Sécurité au travail dans l’étable

Pour les éleveurs leurs animaux sont le bien le plus précieux. De plus, ceux qui élèvent des animaux le font principalement par passion.

Passion qui nous fait parfois oublier que notre santé est la première chose à protéger, et que dans notre ferme il peut y avoir des zones à risque.

Voici les gaz à prendre en compte et comment les reconnaître (si possible) :

H2S – Sulfure d’hydrogène

Il a l’odeur caractéristique des œufs pourris et se forme à partir des déjections animales. Sa concentration peut varier considérablement selon les paramètres environnementaux dans l’étable. C’est un gaz très insidieux car à 50 ppm il provoque la perte de l’odorat (paralysie olfactive) qui ne permet plus de percevoir sa présence dans l’air, ce qui fait courir le risque d’entrer dans des zones plus exposées et entraîner de graves conséquences telles que l’œdème pulmonaire (300 ppm), des dommages au système nerveux (500 ppm), voire la mort (1000 ppm).

Des études scientifiques ont également montré que l’exposition prolongée à de faibles concentrations de sulfure d’hydrogène entraîne tension, dépression, fatigue et confusion mentale.

NH3 – Ammoniac

C’est le gaz qui nous est le plus familier, le plus facile à reconnaître et le plus présent dans les fermes. C’est très irritant, au point d’être corrosif pour certains matériaux. Il résulte de la fermentation de l’urée et sa concentration augmente progressivement au cours du cycle de production.

50 ppm d’ammoniac provoque une irritation du nez et de la gorge, tandis que 5000 ppm est la concentration limite d’exposition au-dessus de laquelle la mort survient.
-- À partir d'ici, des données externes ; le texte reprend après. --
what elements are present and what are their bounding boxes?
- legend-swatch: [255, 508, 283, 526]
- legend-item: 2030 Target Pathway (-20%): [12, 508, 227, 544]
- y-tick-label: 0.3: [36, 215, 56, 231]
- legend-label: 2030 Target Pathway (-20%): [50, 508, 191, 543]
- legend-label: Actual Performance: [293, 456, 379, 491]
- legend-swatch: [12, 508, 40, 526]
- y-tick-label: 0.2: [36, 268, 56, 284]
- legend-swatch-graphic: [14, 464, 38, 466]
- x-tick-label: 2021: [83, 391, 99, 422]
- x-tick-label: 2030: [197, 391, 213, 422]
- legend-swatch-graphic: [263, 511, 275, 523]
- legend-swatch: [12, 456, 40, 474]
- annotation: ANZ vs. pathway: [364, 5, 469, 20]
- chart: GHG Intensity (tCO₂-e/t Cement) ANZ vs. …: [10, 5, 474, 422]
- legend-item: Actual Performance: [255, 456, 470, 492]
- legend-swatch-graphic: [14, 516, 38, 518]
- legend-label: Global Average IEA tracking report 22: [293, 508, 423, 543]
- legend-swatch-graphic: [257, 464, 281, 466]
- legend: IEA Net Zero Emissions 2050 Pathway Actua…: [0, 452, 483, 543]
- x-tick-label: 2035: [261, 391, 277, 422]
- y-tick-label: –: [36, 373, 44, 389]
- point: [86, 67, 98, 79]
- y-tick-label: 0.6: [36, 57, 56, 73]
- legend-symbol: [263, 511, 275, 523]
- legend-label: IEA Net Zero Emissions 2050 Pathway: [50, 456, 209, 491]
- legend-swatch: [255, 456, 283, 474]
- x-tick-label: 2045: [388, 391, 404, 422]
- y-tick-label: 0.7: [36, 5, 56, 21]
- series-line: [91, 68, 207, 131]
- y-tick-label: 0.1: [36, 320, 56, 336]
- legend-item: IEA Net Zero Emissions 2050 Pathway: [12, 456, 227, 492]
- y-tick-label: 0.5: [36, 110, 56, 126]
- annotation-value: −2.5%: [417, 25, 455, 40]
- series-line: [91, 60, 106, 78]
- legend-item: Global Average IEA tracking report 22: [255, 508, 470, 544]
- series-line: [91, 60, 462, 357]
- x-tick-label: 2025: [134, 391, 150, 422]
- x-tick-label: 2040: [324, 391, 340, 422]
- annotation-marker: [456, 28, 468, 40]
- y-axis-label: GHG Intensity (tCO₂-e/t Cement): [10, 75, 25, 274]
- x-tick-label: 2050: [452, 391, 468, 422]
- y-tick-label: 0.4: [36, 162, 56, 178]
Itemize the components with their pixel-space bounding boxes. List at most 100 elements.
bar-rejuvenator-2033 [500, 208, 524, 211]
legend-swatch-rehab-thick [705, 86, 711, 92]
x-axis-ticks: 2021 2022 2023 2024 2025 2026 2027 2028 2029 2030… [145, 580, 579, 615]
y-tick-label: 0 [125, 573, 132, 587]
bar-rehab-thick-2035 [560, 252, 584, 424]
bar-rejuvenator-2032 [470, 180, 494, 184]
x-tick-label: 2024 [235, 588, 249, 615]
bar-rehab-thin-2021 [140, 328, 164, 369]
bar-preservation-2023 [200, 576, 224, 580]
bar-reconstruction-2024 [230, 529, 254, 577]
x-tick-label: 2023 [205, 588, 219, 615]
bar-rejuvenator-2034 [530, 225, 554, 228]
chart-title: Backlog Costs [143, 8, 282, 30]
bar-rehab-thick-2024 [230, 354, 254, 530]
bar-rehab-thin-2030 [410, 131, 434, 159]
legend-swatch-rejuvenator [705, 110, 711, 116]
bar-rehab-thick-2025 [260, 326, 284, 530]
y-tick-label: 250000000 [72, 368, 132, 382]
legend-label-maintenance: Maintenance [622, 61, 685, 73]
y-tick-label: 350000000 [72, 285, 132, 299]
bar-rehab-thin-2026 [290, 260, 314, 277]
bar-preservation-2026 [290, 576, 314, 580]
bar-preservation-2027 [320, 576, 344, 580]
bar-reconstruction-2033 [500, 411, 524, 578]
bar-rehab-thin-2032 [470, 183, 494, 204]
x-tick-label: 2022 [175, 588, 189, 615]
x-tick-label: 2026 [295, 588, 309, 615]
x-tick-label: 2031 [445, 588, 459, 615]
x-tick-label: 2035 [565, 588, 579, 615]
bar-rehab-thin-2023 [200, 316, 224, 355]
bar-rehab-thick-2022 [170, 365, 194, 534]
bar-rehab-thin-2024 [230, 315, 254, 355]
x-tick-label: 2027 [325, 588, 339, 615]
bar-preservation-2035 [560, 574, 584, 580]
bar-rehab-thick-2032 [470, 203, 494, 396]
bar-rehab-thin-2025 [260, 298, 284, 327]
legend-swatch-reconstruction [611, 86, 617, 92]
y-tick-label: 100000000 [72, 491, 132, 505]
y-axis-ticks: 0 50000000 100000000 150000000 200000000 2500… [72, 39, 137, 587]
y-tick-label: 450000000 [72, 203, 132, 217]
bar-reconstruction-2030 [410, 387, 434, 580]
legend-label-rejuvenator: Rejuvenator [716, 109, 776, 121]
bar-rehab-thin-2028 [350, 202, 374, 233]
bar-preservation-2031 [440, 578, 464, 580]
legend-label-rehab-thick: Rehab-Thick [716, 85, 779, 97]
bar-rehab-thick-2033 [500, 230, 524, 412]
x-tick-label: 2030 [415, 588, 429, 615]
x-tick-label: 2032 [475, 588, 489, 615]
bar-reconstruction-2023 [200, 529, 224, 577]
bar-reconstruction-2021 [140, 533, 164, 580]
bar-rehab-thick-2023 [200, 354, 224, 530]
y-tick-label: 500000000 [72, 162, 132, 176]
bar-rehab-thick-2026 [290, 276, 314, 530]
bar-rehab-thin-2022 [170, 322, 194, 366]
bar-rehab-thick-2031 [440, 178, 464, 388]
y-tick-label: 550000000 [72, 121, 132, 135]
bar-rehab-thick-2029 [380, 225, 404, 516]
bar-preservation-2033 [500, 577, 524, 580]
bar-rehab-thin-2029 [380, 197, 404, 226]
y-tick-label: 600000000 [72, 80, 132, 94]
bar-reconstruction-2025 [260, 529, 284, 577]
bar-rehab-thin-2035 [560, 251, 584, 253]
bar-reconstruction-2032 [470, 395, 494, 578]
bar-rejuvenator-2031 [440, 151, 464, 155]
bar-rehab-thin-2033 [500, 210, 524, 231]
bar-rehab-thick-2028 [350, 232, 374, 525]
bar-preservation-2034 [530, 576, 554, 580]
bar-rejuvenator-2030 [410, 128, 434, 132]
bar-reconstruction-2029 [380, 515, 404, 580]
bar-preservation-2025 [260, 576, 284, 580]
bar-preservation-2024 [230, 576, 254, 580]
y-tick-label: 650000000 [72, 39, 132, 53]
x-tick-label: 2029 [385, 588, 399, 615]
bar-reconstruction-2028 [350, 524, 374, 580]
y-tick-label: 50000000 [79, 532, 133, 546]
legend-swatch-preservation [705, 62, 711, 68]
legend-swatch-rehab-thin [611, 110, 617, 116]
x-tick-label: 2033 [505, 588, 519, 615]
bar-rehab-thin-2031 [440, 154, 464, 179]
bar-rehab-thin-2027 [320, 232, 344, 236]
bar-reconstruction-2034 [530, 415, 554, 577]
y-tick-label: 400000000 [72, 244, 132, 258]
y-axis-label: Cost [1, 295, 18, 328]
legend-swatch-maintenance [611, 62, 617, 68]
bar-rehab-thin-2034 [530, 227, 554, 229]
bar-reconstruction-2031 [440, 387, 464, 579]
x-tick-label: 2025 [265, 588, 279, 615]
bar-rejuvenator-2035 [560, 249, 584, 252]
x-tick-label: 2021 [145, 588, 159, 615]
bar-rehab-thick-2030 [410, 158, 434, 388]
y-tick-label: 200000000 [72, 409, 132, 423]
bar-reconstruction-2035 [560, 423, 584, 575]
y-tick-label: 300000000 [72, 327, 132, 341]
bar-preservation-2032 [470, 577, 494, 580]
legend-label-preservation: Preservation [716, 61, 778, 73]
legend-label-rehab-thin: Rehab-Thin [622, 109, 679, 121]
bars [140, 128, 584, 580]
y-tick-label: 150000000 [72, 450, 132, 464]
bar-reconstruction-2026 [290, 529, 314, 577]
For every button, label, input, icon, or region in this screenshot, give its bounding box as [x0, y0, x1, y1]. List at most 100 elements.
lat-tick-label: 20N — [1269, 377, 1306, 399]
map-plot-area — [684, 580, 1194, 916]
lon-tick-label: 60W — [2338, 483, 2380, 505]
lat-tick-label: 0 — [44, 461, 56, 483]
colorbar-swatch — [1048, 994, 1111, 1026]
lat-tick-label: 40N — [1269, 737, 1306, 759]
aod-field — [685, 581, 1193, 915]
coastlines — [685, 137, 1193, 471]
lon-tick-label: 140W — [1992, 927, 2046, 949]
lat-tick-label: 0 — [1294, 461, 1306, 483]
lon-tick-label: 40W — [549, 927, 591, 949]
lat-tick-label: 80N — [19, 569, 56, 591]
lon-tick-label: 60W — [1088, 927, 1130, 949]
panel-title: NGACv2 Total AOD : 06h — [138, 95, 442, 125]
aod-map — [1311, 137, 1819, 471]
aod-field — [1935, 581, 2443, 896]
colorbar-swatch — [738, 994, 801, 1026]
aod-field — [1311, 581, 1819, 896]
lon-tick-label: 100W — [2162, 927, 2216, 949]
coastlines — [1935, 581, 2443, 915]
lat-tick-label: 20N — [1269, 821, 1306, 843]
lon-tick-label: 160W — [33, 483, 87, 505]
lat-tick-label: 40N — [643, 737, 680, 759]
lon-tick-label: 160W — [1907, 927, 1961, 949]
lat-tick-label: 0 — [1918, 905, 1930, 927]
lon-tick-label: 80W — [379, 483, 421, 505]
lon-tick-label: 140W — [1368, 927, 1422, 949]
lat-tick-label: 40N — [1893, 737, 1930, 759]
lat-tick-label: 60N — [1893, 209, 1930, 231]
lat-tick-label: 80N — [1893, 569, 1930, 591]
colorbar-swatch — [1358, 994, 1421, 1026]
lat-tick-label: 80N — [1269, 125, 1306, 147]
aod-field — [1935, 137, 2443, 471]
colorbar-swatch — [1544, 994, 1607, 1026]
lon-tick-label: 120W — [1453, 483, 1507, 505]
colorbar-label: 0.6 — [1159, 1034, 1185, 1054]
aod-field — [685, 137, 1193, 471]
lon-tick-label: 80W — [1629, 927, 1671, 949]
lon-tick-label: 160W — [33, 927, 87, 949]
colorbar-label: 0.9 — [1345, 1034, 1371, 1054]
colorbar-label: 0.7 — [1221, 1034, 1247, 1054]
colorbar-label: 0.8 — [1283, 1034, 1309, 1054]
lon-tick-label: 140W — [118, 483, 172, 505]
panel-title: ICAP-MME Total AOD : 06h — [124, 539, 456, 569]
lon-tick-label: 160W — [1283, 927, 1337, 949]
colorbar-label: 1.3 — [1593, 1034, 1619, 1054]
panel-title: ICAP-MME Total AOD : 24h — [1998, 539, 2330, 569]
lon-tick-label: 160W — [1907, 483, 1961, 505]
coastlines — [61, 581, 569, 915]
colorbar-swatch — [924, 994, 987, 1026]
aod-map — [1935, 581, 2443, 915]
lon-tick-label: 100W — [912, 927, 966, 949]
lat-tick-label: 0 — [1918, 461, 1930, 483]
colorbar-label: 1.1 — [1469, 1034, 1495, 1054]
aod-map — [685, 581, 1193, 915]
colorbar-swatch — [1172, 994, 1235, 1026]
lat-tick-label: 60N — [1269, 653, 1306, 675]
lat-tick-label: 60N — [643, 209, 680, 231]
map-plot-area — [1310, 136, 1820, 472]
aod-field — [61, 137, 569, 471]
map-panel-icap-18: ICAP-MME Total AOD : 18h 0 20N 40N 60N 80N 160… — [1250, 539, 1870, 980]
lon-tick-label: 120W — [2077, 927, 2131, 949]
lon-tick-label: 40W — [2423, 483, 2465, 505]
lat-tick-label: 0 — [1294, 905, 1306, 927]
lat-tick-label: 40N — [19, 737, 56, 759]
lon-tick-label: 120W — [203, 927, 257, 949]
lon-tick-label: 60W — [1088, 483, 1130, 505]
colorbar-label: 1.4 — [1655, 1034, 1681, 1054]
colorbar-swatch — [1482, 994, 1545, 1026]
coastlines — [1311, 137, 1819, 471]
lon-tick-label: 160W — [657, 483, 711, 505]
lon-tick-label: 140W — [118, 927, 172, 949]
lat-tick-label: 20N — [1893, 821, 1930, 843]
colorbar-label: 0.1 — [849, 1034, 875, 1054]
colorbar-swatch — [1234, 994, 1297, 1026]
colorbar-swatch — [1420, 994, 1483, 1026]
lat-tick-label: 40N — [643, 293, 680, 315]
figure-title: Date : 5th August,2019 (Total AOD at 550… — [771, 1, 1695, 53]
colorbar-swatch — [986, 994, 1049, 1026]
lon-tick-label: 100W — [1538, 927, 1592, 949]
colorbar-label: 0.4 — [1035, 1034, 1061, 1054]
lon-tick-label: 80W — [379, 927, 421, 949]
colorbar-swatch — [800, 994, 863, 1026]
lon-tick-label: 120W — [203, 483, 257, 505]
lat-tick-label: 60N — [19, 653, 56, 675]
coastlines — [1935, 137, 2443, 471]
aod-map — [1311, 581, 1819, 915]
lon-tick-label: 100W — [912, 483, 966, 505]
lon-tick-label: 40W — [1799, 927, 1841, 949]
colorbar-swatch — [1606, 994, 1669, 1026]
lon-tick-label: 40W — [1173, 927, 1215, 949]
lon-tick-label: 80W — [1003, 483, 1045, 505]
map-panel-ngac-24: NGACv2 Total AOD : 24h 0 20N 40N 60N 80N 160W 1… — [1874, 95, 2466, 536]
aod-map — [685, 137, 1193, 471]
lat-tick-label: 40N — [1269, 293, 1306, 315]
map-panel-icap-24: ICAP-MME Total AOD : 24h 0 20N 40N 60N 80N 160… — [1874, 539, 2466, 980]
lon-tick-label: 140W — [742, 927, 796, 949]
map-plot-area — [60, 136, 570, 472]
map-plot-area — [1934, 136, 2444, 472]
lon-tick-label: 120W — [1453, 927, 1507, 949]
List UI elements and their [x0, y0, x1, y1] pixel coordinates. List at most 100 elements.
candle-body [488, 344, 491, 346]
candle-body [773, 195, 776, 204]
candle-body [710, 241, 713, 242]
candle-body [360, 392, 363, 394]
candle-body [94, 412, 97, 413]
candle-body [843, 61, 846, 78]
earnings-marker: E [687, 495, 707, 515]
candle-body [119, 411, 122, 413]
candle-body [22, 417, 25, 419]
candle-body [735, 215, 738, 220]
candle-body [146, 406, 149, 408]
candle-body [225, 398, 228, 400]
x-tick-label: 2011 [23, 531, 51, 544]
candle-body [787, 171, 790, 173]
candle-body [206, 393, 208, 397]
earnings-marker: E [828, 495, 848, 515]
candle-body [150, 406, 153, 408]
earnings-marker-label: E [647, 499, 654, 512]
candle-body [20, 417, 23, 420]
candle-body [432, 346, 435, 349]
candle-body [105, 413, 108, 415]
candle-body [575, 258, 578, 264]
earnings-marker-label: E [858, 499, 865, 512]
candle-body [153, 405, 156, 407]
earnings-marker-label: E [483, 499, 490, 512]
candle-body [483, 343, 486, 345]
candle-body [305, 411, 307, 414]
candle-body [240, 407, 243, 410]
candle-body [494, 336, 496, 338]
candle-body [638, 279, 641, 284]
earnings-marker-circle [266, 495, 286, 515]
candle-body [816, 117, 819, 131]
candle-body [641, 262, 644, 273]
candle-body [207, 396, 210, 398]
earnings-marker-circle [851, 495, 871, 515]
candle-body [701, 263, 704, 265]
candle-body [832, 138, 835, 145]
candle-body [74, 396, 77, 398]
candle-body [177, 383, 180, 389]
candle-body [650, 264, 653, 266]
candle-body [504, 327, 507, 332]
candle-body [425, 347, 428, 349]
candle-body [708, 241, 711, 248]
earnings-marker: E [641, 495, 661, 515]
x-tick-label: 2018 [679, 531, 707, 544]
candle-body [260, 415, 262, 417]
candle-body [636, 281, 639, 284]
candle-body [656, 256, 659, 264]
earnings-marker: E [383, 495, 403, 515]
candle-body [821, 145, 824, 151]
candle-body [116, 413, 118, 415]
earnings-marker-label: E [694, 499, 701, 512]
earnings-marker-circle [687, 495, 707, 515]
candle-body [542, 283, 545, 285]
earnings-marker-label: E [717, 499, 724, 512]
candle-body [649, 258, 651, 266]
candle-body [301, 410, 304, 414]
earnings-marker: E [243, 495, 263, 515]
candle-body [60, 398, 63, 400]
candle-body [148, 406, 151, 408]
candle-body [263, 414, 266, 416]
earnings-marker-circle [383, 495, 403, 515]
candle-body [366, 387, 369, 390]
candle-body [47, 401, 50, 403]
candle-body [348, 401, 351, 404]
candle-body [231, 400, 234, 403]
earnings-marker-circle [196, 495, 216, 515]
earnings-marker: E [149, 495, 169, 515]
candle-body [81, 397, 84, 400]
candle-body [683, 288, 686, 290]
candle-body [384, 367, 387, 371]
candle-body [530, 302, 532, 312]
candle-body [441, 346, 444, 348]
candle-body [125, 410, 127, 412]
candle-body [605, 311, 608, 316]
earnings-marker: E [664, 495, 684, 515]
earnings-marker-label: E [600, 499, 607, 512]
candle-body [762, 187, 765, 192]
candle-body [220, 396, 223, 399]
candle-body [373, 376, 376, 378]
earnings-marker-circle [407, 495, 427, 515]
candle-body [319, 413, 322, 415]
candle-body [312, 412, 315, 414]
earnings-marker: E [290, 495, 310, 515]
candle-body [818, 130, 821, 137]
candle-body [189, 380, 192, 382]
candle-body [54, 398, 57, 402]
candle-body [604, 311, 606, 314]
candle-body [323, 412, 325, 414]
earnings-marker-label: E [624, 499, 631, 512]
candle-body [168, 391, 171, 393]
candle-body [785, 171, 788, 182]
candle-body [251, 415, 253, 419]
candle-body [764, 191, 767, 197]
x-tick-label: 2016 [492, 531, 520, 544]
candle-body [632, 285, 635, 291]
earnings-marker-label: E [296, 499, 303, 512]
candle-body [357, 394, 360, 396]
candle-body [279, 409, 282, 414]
Compte tenu de ces valeurs, les limites d’exposition à ne pas dépasser sont : 35 ppm pour un maximum de 15 minutes consécutives et 25 ppm pour un maximum de 8 heures consécutives.

 

CH4 – Méthane

Également produit par les déjections animales, c’est un gaz inodore et il est donc impossible pour l’éleveur de détecter sa présence. Heureusement, ce n’est pas un gaz toxique pour l’homme, mais cela ne veut pas dire qu’il n’est pas extrêmement dangereux.

Dans un environnement saturé de méthane, la quantité d’oxygène disponible diminue : à des concentrations moyennes, il peut être difficile de respirer à fond, tandis que l’exposition continue à de fortes concentrations peut provoquer des étourdissements, des nausées, une perte de conscience et même la mort. N’oublions pas qu’il est inodore et aussi très inflammable.